Guida al sound di David Gilmour 2.0

Gilmour Gdansk | GIAMPAOLO NOTO

Anche se diversi anni uso con una certa continuità sistemi digitali in studio, non avevo mai acquistato “per uso personale” un modeler/multifx digitale, anche in virtù del fatto che il mio setup analogico mi ragala (ancora) enormi soddisfazioni. 🙂
Tuttavia in questi giorni ho fatto il passo ed ho preso un LINE6 HELIX (LT).
Inutile stare qui a elogiare la potenza di questi sistemi digitali che tutti conosciamo… così come credo sia inutile scrivere l’ennesimo pensiero su analogico o digitale.

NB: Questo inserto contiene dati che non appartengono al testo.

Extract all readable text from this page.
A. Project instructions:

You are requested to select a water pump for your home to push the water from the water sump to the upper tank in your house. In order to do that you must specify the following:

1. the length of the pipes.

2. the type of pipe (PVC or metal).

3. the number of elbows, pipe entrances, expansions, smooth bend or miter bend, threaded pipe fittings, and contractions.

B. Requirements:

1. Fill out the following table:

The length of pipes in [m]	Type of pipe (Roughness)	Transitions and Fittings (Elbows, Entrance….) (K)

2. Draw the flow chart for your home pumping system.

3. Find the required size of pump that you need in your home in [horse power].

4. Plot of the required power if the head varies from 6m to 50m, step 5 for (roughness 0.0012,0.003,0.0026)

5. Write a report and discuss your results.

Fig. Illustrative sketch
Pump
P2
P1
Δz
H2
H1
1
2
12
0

Una cosa che invece non avevo valutato e che sto trovando estremamente interessante riguarda le possibilità pressoché infinite che un sistema digitale offre nella sperimentazione sonora o, come nel caso della “guida al sound di David Gilmour“, nella ricostruzione di un determinato setup/sound.

Quando molti anni fa ho iniziato a “studiare” il sound di Gilmour non c’era niente di tutto questo e per cercare di scoprire come era un determinato setup, si partiva dall’ascolto ripetuto di un brano, per poi cercare foto e video in studio o live, poi si passava alla sperimentazione sonora con diverse combinazioni.
Ma ovviamente non era possibile avere gli stessi effetti, amplificatori, casse, microfoni di Gilmour… quindi alla fine era sempre necessario in qualche modo approssimare.

I sistemi digitali moderni offrono possibilità praticamente infinite: in un istante si può cambiare il tipo di delay utilizzato (dinamco, vintage, digitale, echo, …), oppure la distorsione, l’equalizzazione, la modulazione… si possono provare diverse combinazioni di amp/casse/mic… si può modificare il mondo in cui la stessa effect chain è realizzata.
Insomma veramente possibilità infinite.
E questo nella ricostruzione di un determinato sound permette una precisione impensabile qualche anno fa.

Tutto questo per dire che sto lavorando ad un MEGA UPGRADE della “Guida al sound di David Gilmour“.
Album per album, brano per brano, farò un aggiornamento dei setup, cercando di arrivare ad una definizione del setup utilizzato il più possibile precisa.
Ci vorrà un po’ ma alla fine sarà un bel passo in avanti.

E come sempre tutto questo sarà liberamente consultabile da tutti.